South Africa, Africa’s top maize producer, has enough white maize for the coming months as dry weather helps boost harvesting, but the country may struggle to source required imports of the grain it uses as a staple later this season, an industry body said.
While the harvest is proceeding well, the nation still has to import 1.1-million tonnes of white maize in the year to April 2017, according to Wandile Sihlobo, head economist at the Agricultural Business Chamber. The imports are required to meet local consumption needs after the worst drought in more than a century damaged crops. Farmers reap their crop from about May to August.

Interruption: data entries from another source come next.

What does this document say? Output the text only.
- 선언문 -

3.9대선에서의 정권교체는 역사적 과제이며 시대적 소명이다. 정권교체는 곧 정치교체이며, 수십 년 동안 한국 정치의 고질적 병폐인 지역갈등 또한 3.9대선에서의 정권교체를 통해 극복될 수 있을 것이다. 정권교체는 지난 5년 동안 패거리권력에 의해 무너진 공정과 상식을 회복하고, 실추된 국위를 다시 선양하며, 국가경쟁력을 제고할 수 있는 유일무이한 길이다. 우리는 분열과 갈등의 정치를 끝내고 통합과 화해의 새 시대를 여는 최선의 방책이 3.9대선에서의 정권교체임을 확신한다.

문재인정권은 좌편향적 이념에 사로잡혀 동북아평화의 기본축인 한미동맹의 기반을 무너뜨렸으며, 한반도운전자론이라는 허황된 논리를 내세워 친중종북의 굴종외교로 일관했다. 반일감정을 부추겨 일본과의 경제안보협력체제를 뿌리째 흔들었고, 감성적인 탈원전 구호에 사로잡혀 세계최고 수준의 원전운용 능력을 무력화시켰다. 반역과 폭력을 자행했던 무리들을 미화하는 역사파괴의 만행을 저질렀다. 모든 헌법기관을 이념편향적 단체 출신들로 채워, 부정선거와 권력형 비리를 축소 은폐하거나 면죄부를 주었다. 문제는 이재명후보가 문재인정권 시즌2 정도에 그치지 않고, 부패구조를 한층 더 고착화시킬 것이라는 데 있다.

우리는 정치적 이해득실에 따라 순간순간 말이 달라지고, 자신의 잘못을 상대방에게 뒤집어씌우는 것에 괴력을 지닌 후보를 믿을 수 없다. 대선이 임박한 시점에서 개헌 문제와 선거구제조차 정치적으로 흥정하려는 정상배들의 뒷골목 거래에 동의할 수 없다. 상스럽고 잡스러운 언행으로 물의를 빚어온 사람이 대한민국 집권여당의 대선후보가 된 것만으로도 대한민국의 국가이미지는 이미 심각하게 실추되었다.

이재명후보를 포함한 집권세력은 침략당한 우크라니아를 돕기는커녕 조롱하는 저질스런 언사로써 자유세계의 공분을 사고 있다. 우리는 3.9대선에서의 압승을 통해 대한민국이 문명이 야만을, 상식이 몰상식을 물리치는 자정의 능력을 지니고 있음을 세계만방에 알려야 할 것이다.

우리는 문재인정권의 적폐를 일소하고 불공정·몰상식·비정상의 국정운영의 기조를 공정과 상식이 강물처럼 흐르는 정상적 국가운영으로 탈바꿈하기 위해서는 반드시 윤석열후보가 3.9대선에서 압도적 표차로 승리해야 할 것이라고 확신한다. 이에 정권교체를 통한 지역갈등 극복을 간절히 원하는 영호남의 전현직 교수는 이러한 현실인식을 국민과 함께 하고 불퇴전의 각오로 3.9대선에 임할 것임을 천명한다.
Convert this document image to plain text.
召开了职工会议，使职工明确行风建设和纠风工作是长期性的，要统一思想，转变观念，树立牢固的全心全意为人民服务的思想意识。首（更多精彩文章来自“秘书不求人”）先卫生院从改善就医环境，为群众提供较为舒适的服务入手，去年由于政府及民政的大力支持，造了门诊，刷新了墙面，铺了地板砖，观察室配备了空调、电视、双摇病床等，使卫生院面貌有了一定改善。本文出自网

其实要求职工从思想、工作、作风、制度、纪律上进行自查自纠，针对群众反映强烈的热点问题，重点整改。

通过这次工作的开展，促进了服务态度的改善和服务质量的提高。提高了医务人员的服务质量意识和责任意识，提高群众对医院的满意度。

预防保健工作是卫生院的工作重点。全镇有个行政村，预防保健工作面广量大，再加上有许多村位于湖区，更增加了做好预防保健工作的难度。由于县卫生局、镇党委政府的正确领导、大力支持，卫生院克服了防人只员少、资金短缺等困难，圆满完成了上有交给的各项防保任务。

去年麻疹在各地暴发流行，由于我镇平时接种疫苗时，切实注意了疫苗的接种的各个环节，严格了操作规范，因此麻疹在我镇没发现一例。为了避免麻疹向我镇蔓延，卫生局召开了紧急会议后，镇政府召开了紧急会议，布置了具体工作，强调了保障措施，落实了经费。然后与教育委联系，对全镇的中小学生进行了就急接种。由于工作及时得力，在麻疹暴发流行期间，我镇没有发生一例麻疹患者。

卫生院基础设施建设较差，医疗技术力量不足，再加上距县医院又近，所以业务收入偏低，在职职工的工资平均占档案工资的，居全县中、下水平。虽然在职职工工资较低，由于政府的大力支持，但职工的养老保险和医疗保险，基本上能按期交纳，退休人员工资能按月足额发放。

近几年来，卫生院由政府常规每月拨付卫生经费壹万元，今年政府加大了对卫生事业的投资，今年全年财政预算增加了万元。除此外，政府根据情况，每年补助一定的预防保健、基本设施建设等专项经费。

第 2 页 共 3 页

SA, which is usually a net exporter of agricultural products, may need to import 3.8-million tons of white and yellow maize this year, according to Grain SA, the biggest lobby for grain and oilseed farmers. That’s after rainfall last year declined to the least since 1904. White maize is used as a staple food, while the yellow type is mainly fed to animals.
“We have sufficient supplies for now and the coming months as the harvest keeps coming in,” Sihlobo said. “There is no immediate shortage. Current data suggest that we might struggle to get sufficient supplies from Mexico and the US, so the market will only get more clarity around September and October, when the US and Mexico start their harvests.” Outside of southern Africa, only Mexico is a major producer of white maize, and it does not have a lot to export, according to Oxfam. SA’s ports have not received any white maize since the week that ended May 20, data from the Grain Information Service show.
Local farmers may produce 7.17-million tonnes of white and yellow maize this year, a Bloomberg survey has found. That is about 28% smaller than last year’s harvest, and would be the smallest crop since 2008. Farmers’ deliveries of the white variety since the season started in May have dropped 53% from the same period a year earlier to 731,260 tons, the data show.